The Out of Focus collection is built around contrast – between wearability and concept, body and object, between the traditional and the distorted, between perfect craftsmanship and freedom, the near and the far. Although as part of his BA project for the Academy of Arts, Architecture and Design in Prague Šimon Žák designed a ready-to-wear collection, certain items rather function as artistic commentaries and ready-made objects – a wired sweater, shorts created by layering yellow tape, a folklore skirt of the Kyjov region made of denim and “air duct” tubes used as material for shoes referencing the “wrapped” boots of folk dress.
Why this crossover of folklore, voyeur aesthetics, brutalist materials, and the DIY poetics of decay? For Žák, the key source of inspiration is found in the works of photographer and artist Miroslav Tichý. Tichý was a unique artist and native of Kyjov (in fact, he was the neighbor of Šimon’s grandmother). In a sense, the city itself works as an unconscious archetype and contextual frame. Tichý’s semi-amateur, warped and decaying photographs are not a mere visual reference; rather, it is the photographer’s own personal work method (he made his own photo cameras) which serves as inspiration. Error, inaccuracy and deformation are considered valid creative tools. Such an approach gives free rein to Šimon Žák’s creativity. After three years spent in the Fashion and Footwear Design studio (he started under the supervision of Liběna Rochová and finished his BA with Simona Rybáková) and Erasmus at London’s Kingston University, he finally managed to deconstruct the established approach to clothing and explore it in entirely novel ways.

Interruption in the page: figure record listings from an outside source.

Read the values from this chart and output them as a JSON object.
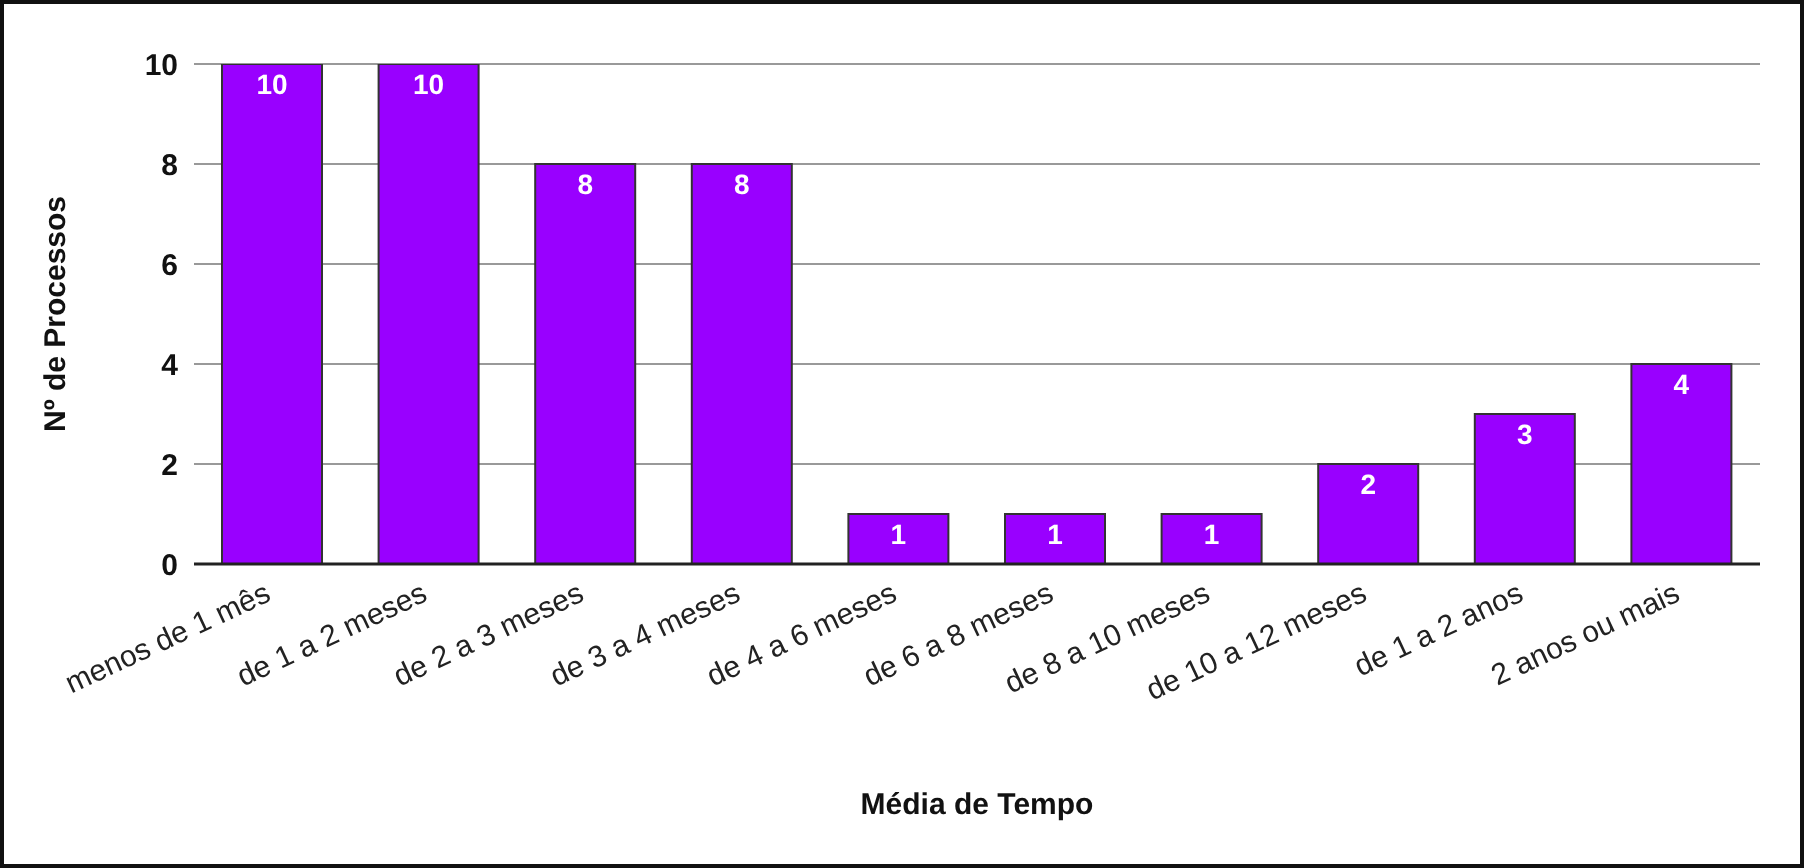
{
  "chart_data": {
    "type": "bar",
    "xlabel": "Média de Tempo",
    "ylabel": "Nº de Processos",
    "categories": [
      "menos de 1 mês",
      "de 1 a 2 meses",
      "de 2 a 3 meses",
      "de 3 a 4 meses",
      "de 4 a 6 meses",
      "de 6 a 8 meses",
      "de 8 a 10 meses",
      "de 10 a 12 meses",
      "de 1 a 2 anos",
      "2 anos ou mais"
    ],
    "values": [
      10,
      10,
      8,
      8,
      1,
      1,
      1,
      2,
      3,
      4
    ],
    "color": "#9900ff",
    "ylim": [
      0,
      10
    ],
    "yticks": [
      0,
      2,
      4,
      6,
      8,
      10
    ],
    "grid": "y",
    "data_labels": true,
    "legend": false
  }
}
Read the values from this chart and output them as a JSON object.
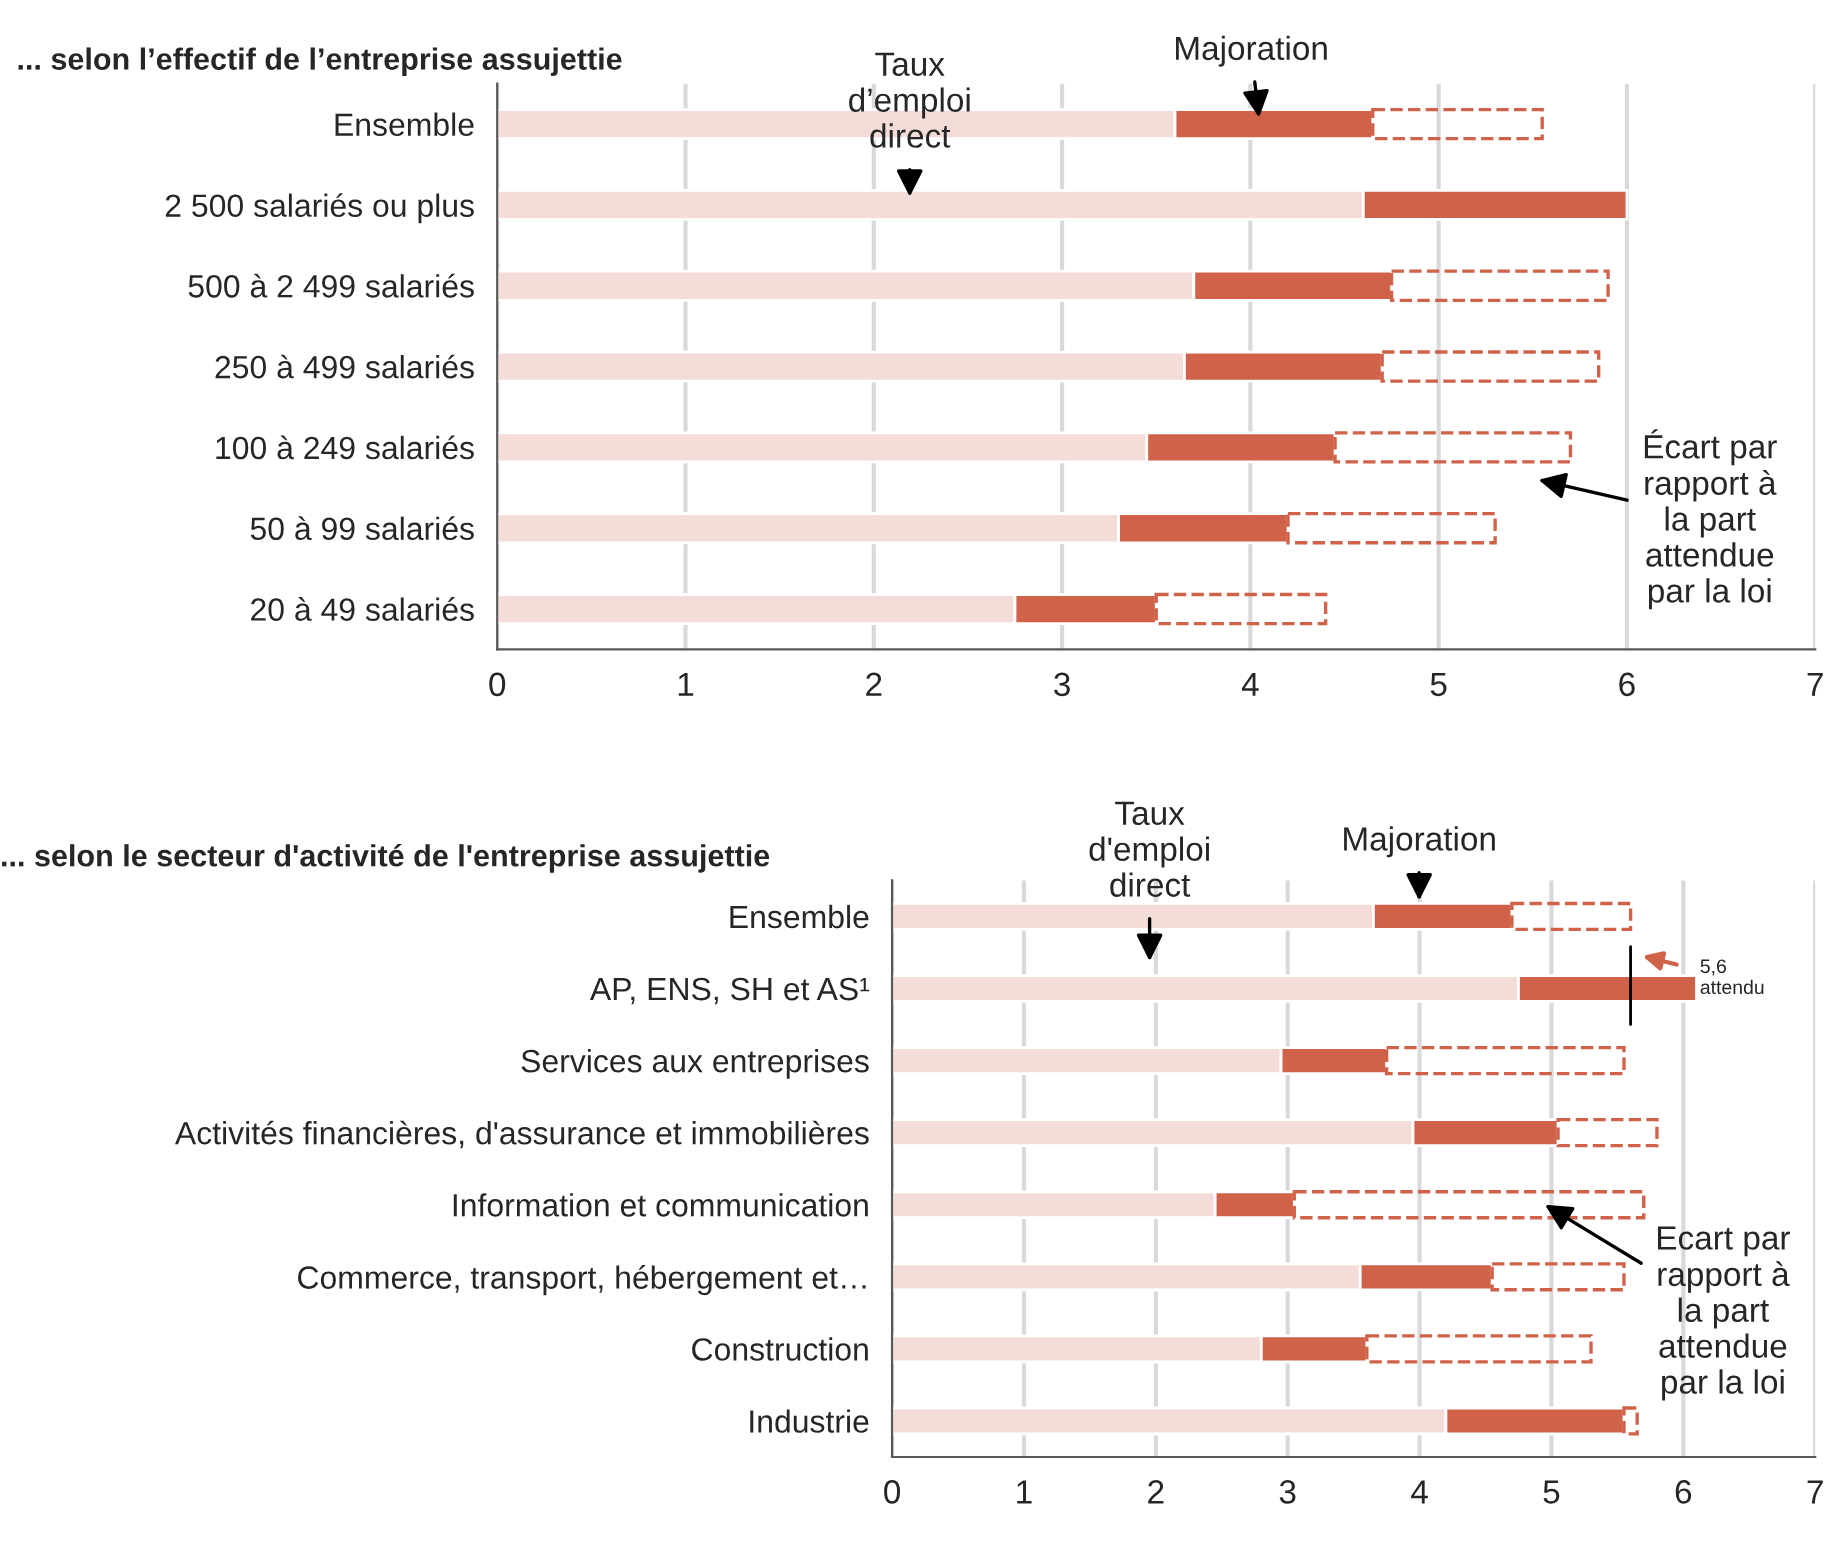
{
  "chart_data": [
    {
      "type": "bar",
      "orientation": "horizontal",
      "stacked": true,
      "title": "... selon l’effectif de l’entreprise assujettie",
      "categories": [
        "Ensemble",
        "2 500 salariés ou plus",
        "500 à 2 499 salariés",
        "250 à 499 salariés",
        "100 à 249 salariés",
        "50 à 99 salariés",
        "20 à 49 salariés"
      ],
      "series": [
        {
          "color": "#f4ddd8",
          "values": [
            3.6,
            4.6,
            3.7,
            3.65,
            3.45,
            3.3,
            2.75
          ]
        },
        {
          "color": "#d0624a",
          "values": [
            1.05,
            1.4,
            1.05,
            1.05,
            1.0,
            0.9,
            0.75
          ]
        },
        {
          "color": "#d0624a",
          "line_style": "dashed",
          "values": [
            0.9,
            null,
            1.15,
            1.15,
            1.25,
            1.1,
            0.9
          ]
        }
      ],
      "xlim": [
        0,
        7
      ],
      "xticks": [
        0,
        1,
        2,
        3,
        4,
        5,
        6,
        7
      ],
      "grid": "x",
      "annotations": [
        "Taux\nd’emploi\ndirect",
        "Majoration",
        "Écart par\nrapport à\nla part\nattendue\npar la loi"
      ]
    },
    {
      "type": "bar",
      "orientation": "horizontal",
      "stacked": true,
      "title": "... selon le secteur d'activité de l'entreprise assujettie",
      "categories": [
        "Ensemble",
        "AP, ENS, SH et AS¹",
        "Services aux entreprises",
        "Activités financières, d'assurance et immobilières",
        "Information et communication",
        "Commerce, transport, hébergement et…",
        "Construction",
        "Industrie"
      ],
      "series": [
        {
          "color": "#f4ddd8",
          "values": [
            3.65,
            4.75,
            2.95,
            3.95,
            2.45,
            3.55,
            2.8,
            4.2
          ]
        },
        {
          "color": "#d0624a",
          "values": [
            1.05,
            1.35,
            0.8,
            1.1,
            0.6,
            1.0,
            0.8,
            1.35
          ]
        },
        {
          "color": "#d0624a",
          "line_style": "dashed",
          "values": [
            0.9,
            null,
            1.8,
            0.75,
            2.65,
            1.0,
            1.7,
            0.1
          ]
        }
      ],
      "xlim": [
        0,
        7
      ],
      "xticks": [
        0,
        1,
        2,
        3,
        4,
        5,
        6,
        7
      ],
      "grid": "x",
      "annotations": [
        "Taux\nd'emploi\ndirect",
        "Majoration",
        {
          "text": "Ecart par\nrapport à\nla part\nattendue\npar la loi",
          "x": 4.95,
          "y": "Information et communication"
        }
      ],
      "ref_lines": [
        {
          "axis": "x",
          "value": 5.6,
          "label": "5,6\nattendu",
          "color": "#000000"
        }
      ]
    }
  ]
}
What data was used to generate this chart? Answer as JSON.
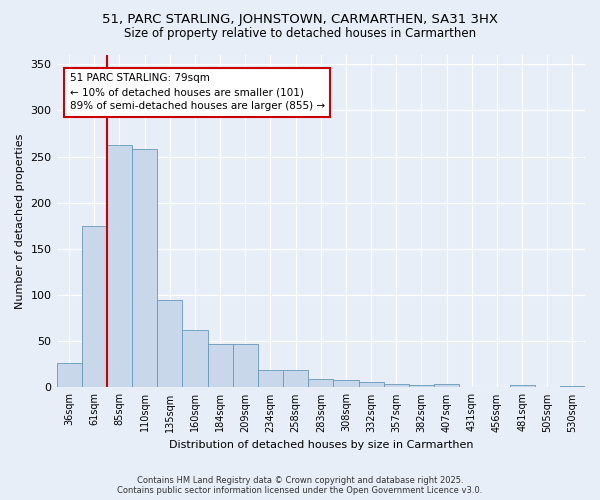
{
  "title": "51, PARC STARLING, JOHNSTOWN, CARMARTHEN, SA31 3HX",
  "subtitle": "Size of property relative to detached houses in Carmarthen",
  "xlabel": "Distribution of detached houses by size in Carmarthen",
  "ylabel": "Number of detached properties",
  "bar_color": "#c8d8ea",
  "bar_edge_color": "#6699bb",
  "categories": [
    "36sqm",
    "61sqm",
    "85sqm",
    "110sqm",
    "135sqm",
    "160sqm",
    "184sqm",
    "209sqm",
    "234sqm",
    "258sqm",
    "283sqm",
    "308sqm",
    "332sqm",
    "357sqm",
    "382sqm",
    "407sqm",
    "431sqm",
    "456sqm",
    "481sqm",
    "505sqm",
    "530sqm"
  ],
  "values": [
    26,
    175,
    262,
    258,
    95,
    62,
    47,
    47,
    19,
    19,
    9,
    8,
    6,
    4,
    3,
    4,
    1,
    1,
    3,
    1,
    2
  ],
  "vline_x": 1.5,
  "vline_color": "#cc0000",
  "annotation_text": "51 PARC STARLING: 79sqm\n← 10% of detached houses are smaller (101)\n89% of semi-detached houses are larger (855) →",
  "ylim": [
    0,
    360
  ],
  "yticks": [
    0,
    50,
    100,
    150,
    200,
    250,
    300,
    350
  ],
  "bg_color": "#e8eef8",
  "fig_bg_color": "#e8eef8",
  "grid_color": "#ffffff",
  "footer_line1": "Contains HM Land Registry data © Crown copyright and database right 2025.",
  "footer_line2": "Contains public sector information licensed under the Open Government Licence v3.0."
}
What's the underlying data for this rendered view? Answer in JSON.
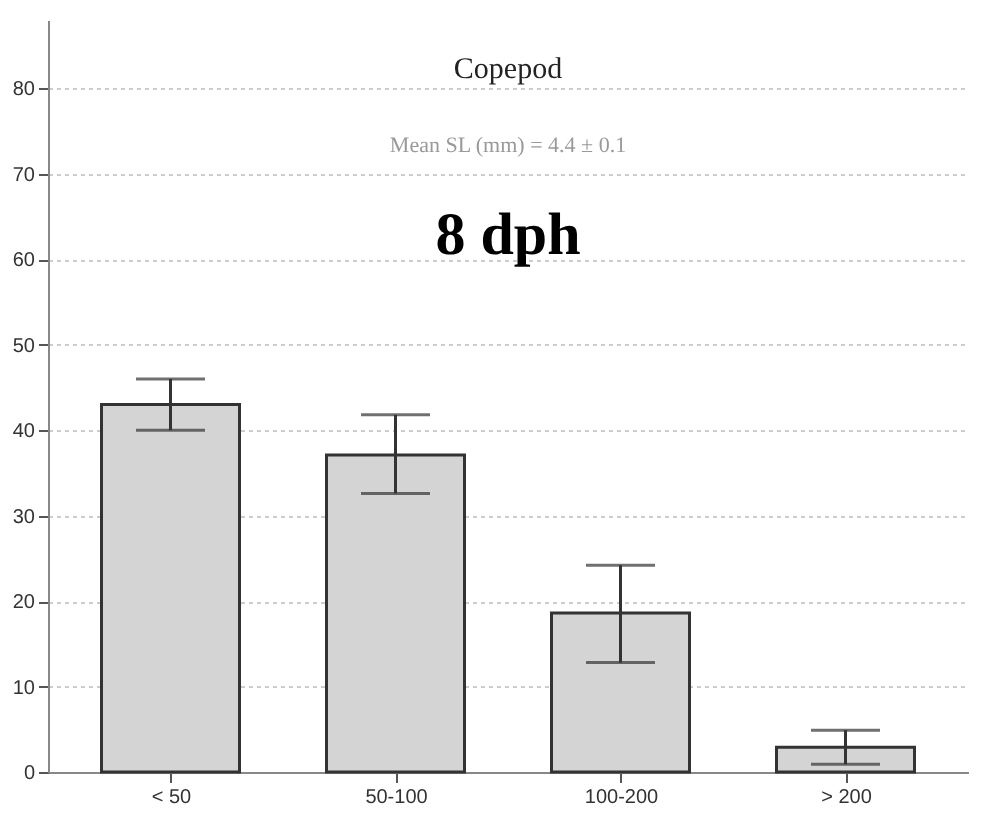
{
  "chart_data": {
    "type": "bar",
    "title": "Copepod",
    "annotations": [
      "Mean SL (mm) = 4.4 ± 0.1",
      "8 dph"
    ],
    "categories": [
      "< 50",
      "50-100",
      "100-200",
      "> 200"
    ],
    "values": [
      43,
      37.1,
      18.6,
      2.9
    ],
    "errors": [
      [
        40,
        46
      ],
      [
        32.6,
        41.8
      ],
      [
        12.8,
        24.2
      ],
      [
        0.9,
        4.9
      ]
    ],
    "color": "#d4d4d4",
    "ylim": [
      0,
      88
    ],
    "yticks": [
      0,
      10,
      20,
      30,
      40,
      50,
      60,
      70,
      80
    ],
    "grid": "y"
  }
}
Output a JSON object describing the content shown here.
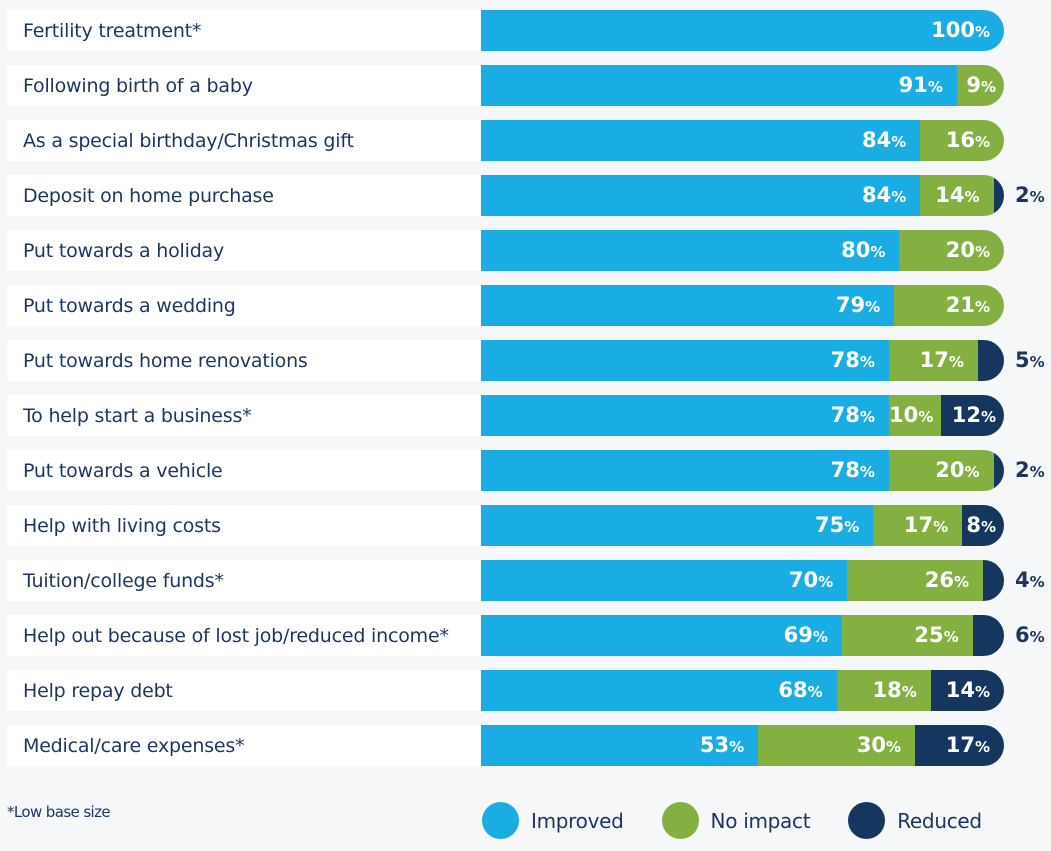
{
  "chart_data": {
    "type": "bar",
    "orientation": "horizontal",
    "stacked": true,
    "title": "",
    "xlabel": "",
    "ylabel": "",
    "xlim": [
      0,
      100
    ],
    "value_suffix": "%",
    "categories": [
      "Fertility treatment*",
      "Following birth of a baby",
      "As a special birthday/Christmas gift",
      "Deposit on home purchase",
      "Put towards a holiday",
      "Put towards a wedding",
      "Put towards home renovations",
      "To help start a business*",
      "Put towards a vehicle",
      "Help with living costs",
      "Tuition/college funds*",
      "Help out because of lost job/reduced income*",
      "Help repay debt",
      "Medical/care expenses*"
    ],
    "series": [
      {
        "name": "Improved",
        "key": "improved",
        "color": "#19ade3",
        "values": [
          100,
          91,
          84,
          84,
          80,
          79,
          78,
          78,
          78,
          75,
          70,
          69,
          68,
          53
        ]
      },
      {
        "name": "No impact",
        "key": "noimpact",
        "color": "#84b041",
        "values": [
          0,
          9,
          16,
          14,
          20,
          21,
          17,
          10,
          20,
          17,
          26,
          25,
          18,
          30
        ]
      },
      {
        "name": "Reduced",
        "key": "reduced",
        "color": "#14365f",
        "values": [
          0,
          0,
          0,
          2,
          0,
          0,
          5,
          12,
          2,
          8,
          4,
          6,
          14,
          17
        ]
      }
    ],
    "legend_position": "bottom-right",
    "grid": false,
    "annotations": [
      "*Low base size"
    ]
  },
  "footnote": "*Low base size",
  "legend": [
    {
      "label": "Improved",
      "color": "#19ade3"
    },
    {
      "label": "No impact",
      "color": "#84b041"
    },
    {
      "label": "Reduced",
      "color": "#14365f"
    }
  ]
}
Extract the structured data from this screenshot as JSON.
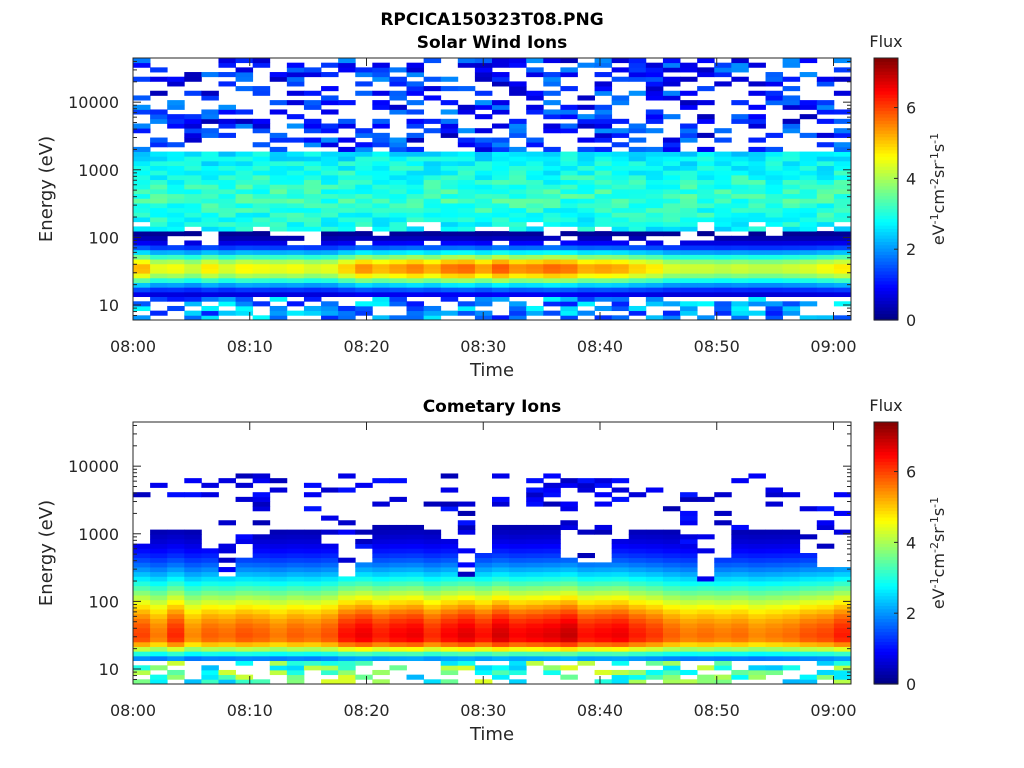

The collection is built around the tension between “rawness” and sophistication. While certain materials feel brutish (e.g. tape, wire, dead denim), others are hyper-chic in their use of premium textiles (wool, sequins, piping). For example, a pair of pants at first sight evokes the iconic striped Adidas sweatpants, but upon closer look they are in fact made from wool and the stripes from acetate fabric. The play of illusion and reinterpretation is essential for this collection, and styling is consciously used as another layer of storytelling which speaks about the tearing down of clothing conventions. We may also note the drive towards openness – both towards society and towards ourselves. If Šimon Žák continues to push his boundaries and unlock new spaces (whether as part of his MA studies at the IFM in Paris or as part of his new collections), we can soon expect a breakthrough in his career.